Page 87 of Random in Death
“Seven.”
Eve got up. “It could be worse. Let’s go check out the losers and wheezes.”
Chapter Twelve
“They’re really cute together.”
In the elevator, already squeezed in with other cops, Eve turned to Peabody.
“Put that in my head, I’ll kill you in your sleep.”
“I don’t sleep at Central.”
“I’ll break into your apartment.”
“McNab’s right there with me.”
“I’m a cop, for Christ’s sake. I’ll kill you, quick and quiet, then plant evidence that implicates McNab. You’ll be dead; he’ll be in a cage for life.”
“It could work,” the uniform crowbarred in behind them speculated.
“Oh,” Eve said, “it’ll work. And after I allow a single tear to slide poignantly down my cheek at her memorial, I’ll go home and drink an entire bottle of celebrational wine and never, ever think about what a pair of teenagers are doing with and to each other.”
“I just said ‘cute,’” Peabody mumbled.
Eve swiped a finger across her throat. “Quick and quiet.”
“Our floor.” The uniform muscled by her. “Use a knife out of their kitchen.”
“Of course. Who’s cute now?” Eve demanded.
“Nobody.” Peabody hugged her elbows. “Absolutely nobody will ever be cute again.”
Satisfied, Eve tolerated the crowd until they reached the garage. “Plug in the stores geographically. Both murders were downtown, but that’s likely because the events were. Still, we’ll start there.”
In the car, Peabody started the program. “Just FYI, if I die of a slit throat in bed, there’s a whole elevator full of cops who’d point at you.”
“Which is why I’d wait until you got up, then bash you over the head with your fancy French cocotte.”
“It’s cast iron. That would do it. I’m still buying it.”
“Your funeral.”
“The first one’s on Broadway.”
Even Eve recognized how the franchise earned its sarcastic name after the first round. Aunt Janes and harried parents with snarly preteens made up the bulk of the customer base. The teens joining them seemed mostly interested in the cheap accessories—jewelry, sunshades, hair ties.
Music banged and boomed over the sound system while clerks shuffled along to refold stock heaped on display tables.
Signs, a forest of them, screamed FIFTY PERCENT OFF! SUMMER SALE! BUY TWO GET ONE FREE!
She got her first close-up look at the Kick Its.
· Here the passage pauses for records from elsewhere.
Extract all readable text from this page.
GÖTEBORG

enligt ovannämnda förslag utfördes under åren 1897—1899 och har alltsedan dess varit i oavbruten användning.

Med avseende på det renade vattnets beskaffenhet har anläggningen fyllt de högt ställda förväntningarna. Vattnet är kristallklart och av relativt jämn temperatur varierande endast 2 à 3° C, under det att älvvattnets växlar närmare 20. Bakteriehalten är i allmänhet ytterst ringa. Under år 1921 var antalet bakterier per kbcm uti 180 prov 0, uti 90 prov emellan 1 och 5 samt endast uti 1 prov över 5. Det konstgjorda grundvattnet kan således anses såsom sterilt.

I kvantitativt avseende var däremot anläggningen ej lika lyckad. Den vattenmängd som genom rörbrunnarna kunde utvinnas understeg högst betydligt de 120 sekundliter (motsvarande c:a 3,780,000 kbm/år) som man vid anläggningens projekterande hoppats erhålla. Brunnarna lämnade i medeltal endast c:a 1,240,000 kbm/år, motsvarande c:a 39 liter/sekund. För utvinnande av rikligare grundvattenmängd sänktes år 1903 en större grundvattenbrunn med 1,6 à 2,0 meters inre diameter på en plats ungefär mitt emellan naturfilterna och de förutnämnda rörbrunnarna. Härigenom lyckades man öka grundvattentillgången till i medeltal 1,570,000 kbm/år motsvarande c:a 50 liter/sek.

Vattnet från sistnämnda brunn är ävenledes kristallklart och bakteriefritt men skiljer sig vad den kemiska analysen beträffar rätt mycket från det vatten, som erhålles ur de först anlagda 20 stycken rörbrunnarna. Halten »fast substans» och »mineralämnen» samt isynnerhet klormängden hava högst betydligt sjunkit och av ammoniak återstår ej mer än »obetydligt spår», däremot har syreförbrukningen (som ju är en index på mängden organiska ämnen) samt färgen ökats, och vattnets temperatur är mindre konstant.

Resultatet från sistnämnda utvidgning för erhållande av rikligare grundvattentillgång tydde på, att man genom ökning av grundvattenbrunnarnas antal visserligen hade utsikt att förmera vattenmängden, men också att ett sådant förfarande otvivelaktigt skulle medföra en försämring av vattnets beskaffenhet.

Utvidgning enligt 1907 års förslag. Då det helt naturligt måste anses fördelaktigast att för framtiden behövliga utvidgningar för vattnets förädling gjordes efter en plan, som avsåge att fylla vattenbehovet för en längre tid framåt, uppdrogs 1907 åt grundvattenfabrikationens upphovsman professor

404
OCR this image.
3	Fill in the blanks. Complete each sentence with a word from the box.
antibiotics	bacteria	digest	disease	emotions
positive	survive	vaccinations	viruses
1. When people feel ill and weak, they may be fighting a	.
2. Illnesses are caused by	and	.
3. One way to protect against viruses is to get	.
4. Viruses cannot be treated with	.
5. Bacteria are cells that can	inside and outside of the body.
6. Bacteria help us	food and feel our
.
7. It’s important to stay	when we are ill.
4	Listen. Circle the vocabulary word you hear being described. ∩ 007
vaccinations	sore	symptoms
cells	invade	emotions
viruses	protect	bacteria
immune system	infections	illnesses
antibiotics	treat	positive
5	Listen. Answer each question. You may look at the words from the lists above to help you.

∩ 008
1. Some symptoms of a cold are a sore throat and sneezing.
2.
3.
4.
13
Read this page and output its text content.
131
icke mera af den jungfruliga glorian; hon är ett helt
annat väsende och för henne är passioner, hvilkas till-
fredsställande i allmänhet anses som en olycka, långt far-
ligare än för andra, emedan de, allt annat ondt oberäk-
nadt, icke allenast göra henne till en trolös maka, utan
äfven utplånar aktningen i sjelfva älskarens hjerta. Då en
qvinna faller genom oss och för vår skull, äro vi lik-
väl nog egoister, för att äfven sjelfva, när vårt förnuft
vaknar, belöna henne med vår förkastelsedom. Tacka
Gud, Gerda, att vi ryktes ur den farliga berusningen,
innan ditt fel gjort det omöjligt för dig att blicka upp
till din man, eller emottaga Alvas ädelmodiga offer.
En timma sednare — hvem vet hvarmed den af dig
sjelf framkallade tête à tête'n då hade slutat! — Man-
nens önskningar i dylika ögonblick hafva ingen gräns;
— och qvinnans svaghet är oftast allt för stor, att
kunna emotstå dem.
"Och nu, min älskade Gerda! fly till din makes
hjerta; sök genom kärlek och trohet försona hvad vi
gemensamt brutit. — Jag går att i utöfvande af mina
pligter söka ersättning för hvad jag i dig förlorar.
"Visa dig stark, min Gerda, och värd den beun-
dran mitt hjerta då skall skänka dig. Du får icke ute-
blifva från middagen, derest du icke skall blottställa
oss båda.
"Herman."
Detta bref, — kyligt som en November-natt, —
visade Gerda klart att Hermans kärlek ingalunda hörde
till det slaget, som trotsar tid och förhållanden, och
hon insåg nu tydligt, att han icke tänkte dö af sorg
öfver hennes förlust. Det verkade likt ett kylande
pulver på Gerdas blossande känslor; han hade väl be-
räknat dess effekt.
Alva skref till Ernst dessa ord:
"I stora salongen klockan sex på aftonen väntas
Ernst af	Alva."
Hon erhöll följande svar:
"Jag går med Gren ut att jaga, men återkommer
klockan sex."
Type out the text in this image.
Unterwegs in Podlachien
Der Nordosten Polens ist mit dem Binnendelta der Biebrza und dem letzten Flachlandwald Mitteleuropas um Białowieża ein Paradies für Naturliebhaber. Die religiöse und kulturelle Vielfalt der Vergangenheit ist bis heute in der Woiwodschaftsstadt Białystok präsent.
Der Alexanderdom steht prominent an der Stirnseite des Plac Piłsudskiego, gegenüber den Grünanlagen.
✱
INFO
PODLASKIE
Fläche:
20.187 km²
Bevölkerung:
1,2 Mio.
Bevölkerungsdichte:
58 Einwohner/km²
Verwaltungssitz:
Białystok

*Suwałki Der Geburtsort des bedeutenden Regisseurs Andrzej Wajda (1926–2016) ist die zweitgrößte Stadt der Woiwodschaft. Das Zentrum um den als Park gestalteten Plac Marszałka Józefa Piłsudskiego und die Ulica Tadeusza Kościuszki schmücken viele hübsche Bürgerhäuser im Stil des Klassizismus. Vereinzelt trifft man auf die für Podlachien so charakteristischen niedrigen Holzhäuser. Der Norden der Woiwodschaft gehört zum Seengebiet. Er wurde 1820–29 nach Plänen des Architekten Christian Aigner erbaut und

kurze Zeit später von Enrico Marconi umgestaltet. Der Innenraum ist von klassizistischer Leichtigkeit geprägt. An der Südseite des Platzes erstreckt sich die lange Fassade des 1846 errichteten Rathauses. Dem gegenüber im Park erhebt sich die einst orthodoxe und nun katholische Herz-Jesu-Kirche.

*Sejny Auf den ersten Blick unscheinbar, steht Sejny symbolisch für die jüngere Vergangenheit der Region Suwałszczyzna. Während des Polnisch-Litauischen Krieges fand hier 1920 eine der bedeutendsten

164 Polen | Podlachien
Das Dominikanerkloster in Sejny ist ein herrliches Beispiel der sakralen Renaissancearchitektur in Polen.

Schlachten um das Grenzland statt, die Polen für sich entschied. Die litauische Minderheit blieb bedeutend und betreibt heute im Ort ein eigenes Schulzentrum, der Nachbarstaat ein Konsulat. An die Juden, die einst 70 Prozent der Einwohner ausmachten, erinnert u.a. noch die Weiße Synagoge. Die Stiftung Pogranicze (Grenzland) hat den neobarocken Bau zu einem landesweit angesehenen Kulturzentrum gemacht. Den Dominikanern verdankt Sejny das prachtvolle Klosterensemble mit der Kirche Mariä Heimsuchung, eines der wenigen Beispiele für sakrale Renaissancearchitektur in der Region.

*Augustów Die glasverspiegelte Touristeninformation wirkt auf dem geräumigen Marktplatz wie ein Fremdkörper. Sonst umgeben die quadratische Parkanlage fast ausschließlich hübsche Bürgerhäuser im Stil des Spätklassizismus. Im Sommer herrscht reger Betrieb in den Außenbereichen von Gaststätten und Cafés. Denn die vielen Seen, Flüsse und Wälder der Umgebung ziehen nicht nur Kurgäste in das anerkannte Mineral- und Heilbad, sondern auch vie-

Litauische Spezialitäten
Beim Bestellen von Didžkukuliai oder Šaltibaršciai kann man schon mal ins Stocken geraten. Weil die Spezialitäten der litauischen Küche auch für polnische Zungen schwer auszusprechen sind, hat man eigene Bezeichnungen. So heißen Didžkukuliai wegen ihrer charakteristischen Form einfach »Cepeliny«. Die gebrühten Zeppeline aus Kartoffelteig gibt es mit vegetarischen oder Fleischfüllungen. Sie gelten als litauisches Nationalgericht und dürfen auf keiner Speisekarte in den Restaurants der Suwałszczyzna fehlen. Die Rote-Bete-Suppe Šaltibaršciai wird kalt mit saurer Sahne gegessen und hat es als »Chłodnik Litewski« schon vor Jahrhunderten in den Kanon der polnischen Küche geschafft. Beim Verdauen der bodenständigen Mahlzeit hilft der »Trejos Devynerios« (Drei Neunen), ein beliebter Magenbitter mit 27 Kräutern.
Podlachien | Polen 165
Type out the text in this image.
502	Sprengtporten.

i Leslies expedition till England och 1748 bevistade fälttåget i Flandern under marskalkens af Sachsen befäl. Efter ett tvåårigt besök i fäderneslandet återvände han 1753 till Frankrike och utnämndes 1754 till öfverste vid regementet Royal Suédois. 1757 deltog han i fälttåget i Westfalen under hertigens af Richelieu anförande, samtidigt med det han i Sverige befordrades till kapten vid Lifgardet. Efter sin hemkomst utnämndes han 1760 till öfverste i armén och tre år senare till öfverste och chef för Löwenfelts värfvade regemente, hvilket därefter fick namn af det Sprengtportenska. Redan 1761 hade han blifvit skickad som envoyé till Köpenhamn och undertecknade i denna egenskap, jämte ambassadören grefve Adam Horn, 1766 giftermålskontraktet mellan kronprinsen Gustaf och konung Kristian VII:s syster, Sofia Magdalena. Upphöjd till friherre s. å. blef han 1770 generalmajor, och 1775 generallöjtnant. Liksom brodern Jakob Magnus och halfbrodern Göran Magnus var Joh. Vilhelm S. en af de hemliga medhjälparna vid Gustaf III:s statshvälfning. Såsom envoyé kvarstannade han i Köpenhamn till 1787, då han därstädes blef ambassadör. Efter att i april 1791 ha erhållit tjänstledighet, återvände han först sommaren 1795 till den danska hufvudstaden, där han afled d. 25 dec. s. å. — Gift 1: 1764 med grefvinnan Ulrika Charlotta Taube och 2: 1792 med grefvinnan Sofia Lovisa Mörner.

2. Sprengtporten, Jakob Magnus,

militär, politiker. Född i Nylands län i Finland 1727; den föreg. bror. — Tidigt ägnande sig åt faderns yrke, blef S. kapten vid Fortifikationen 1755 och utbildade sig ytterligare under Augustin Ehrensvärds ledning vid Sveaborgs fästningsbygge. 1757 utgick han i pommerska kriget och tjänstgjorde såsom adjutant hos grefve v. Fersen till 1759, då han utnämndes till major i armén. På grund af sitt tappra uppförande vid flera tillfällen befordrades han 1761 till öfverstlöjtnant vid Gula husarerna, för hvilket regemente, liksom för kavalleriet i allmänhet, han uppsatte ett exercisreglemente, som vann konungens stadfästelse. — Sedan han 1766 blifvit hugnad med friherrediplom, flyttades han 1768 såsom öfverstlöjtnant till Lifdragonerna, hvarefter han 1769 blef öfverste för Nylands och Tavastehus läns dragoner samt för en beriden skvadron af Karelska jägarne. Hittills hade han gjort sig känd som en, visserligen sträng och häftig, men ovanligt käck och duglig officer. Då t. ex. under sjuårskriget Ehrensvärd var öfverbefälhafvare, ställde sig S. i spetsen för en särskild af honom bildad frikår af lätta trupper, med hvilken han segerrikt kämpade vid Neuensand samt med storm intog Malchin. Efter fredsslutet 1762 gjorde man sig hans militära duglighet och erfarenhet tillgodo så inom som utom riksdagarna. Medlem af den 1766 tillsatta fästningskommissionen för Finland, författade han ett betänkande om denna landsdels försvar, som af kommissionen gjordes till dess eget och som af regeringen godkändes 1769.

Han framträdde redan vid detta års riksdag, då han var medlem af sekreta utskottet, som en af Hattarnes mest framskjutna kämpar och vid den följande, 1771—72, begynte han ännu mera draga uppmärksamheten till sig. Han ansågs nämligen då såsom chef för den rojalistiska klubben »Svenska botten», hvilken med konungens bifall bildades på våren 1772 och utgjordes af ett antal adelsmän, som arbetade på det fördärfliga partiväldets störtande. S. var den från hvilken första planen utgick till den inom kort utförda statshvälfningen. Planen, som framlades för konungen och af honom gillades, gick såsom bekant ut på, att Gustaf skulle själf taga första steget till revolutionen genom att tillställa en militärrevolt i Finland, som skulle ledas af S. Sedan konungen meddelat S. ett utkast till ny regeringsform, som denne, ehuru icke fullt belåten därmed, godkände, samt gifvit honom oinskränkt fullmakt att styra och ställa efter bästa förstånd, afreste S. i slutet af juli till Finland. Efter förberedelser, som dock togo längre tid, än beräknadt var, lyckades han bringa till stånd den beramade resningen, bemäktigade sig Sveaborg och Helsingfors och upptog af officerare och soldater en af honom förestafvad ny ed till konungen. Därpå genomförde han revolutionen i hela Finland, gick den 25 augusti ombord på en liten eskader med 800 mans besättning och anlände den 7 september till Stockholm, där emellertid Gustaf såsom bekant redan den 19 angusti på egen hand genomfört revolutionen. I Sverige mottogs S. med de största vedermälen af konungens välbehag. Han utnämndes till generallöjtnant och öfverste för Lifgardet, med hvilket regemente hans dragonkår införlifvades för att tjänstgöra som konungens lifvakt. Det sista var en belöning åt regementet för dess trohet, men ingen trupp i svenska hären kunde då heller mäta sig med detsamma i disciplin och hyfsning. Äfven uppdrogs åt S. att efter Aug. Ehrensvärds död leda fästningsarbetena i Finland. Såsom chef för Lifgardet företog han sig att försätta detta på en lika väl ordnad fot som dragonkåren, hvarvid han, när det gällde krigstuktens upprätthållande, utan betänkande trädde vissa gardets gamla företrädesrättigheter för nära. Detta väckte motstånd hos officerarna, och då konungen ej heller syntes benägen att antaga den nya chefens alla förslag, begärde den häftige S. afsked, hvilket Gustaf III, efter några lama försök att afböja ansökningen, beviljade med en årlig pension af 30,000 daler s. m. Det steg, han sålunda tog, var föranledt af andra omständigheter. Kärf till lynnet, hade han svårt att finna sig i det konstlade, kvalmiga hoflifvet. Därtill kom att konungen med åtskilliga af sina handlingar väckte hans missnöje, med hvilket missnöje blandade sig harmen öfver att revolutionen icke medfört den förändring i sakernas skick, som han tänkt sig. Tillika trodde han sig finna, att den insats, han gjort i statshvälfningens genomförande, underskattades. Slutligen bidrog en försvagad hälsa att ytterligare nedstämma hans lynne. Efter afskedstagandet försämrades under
Yeah, she thought, he had blisters.
By the fourth stop, a post-Urban building in Midtown on Sixth, her head banged and boomed like the music, the same loop in every store.
“This is billed as their flagship,” Peabody told her. “It’s the biggest. Shoes and some activewear downstairs. Kids—like toddler to tween—upstairs. Everything else on the main.”
“We’ll try the shoes first. I notice you’ve yet to let out with one of your girlie squeals or longing sighs over any of the available merchandise.”